I couldn't comprehend any of this. I'd known that Spike was capable of love... of tenderness. He'd demonstrated that very fact countless times with Drusilla. But I also knew the basic essence of him was violent... bloodthirsty... in love with nothing more than the hunt and the kill. I remembered all too clearly the particular savagery of his Slayer obsession.

How could it have transformed into this?

"Half the time, I just wanna... kill. Everyone. Everything," he babbled on, "Shred the whole bloody human race, chip be damned. I almost wish I could get hold of Acathla again and suck this miserable slimehole of a world right into Hell myself. All these worthless fucking bloodbags just keep traipsing around like everything's honky dory. I hate them. I have every single soddin' one of them. They never appreciated her. They never gave half a toss what she gave up so they could go on living their puny, pathetic little lives."

He leaned forward, pressing his face into the stone for a moment, his eyes closed, and his face a twisted mask of rage and pain.

"I miss you, Slayer," he cried, "I miss you so bloody much."

Shame washed through me once more. This villain had been here... he'd been by her side in her final days. He'd tried to help in spite of the dissonance with his nature. And where was I? Off playing hero in another world, bathing in sunlight and staring at my reflection, worrying about my hair.

Spike finally dragged himself to his feet. He seemed to have forgotten I was there at all.

"I'll never forget you, Summers. And I swear, I'll watch after Niblet till she takes her last breath. Which'll be a long bloody time from now, if I have anything to say about it." He pressed his fingers to his mouth, kissed them, and finally laid them over her name. "Rest well, luv. I'll see you again soon."

Then, he claimed the last bottle of scotch from the grass, and left without another word or glance back at me.

I couldn't bring myself to look at Buffy's gravestone. She wasn't there... what was the point? There was no part of the woman that I loved buried under that cold, hard ground.

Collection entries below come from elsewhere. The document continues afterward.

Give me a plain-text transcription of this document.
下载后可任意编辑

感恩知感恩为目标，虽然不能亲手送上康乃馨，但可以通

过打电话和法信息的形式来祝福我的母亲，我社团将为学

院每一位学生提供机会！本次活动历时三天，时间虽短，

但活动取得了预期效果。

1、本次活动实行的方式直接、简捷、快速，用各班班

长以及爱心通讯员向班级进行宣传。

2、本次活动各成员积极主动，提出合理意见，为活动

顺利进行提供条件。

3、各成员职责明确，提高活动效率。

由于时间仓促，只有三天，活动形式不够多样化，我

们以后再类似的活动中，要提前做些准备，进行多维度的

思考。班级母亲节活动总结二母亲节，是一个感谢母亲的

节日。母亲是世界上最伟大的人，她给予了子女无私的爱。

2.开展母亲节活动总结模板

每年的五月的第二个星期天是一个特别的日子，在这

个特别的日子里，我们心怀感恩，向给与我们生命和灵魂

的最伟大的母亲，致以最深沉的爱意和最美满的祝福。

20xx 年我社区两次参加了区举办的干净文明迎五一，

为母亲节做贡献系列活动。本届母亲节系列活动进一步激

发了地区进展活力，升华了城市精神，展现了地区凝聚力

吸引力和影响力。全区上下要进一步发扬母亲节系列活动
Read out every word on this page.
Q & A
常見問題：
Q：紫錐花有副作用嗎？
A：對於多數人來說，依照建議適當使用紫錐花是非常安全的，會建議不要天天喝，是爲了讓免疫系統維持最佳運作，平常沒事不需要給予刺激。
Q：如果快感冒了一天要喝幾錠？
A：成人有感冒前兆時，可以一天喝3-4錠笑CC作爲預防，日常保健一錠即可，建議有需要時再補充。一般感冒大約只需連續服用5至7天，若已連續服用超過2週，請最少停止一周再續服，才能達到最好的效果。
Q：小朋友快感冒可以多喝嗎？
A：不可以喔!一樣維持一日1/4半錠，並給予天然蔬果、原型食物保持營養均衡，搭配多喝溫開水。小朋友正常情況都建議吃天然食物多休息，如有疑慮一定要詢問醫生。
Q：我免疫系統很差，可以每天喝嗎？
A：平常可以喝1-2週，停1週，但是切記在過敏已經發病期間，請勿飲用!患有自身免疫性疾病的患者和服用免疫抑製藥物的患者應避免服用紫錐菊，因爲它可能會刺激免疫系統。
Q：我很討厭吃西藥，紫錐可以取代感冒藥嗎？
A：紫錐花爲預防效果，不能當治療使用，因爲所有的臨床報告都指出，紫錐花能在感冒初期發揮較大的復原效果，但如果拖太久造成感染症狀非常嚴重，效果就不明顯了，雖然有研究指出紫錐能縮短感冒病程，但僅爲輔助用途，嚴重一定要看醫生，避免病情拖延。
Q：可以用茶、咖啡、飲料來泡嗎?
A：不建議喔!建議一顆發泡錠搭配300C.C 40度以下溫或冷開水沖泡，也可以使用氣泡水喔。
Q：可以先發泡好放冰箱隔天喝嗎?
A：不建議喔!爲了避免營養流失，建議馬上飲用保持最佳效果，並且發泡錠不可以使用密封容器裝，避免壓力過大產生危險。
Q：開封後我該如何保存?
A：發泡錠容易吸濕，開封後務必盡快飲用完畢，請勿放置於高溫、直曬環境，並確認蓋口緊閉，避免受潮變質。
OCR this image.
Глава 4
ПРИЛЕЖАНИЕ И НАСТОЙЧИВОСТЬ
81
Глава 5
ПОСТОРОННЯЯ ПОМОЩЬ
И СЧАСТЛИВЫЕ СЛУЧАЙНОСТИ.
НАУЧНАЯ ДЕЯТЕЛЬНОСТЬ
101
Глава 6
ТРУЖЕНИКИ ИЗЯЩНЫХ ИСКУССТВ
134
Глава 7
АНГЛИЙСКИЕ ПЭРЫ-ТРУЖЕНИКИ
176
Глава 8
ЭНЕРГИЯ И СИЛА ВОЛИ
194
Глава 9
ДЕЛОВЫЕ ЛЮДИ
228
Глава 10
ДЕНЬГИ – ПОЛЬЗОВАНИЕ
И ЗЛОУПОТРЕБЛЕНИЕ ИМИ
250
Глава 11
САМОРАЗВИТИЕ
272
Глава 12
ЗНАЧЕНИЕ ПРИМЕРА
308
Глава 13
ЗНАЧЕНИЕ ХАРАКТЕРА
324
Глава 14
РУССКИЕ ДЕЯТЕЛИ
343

I looked up at the stars... I had forgotten they were so bright there. In LA, I could never see them at all. It was still early... barely eight o'clock, and yet I felt as though I'd been standing there for an eternity. The nights all seemed so long now.

Everything that remained of Buffy was probably curled up on the couch, watching TV a few blocks away. The last remnants of my beloved's flesh and blood. What was I doing here, when Dawn...

I turned and walked toward Revello Drive. If there was grieving to be done, I would do it there.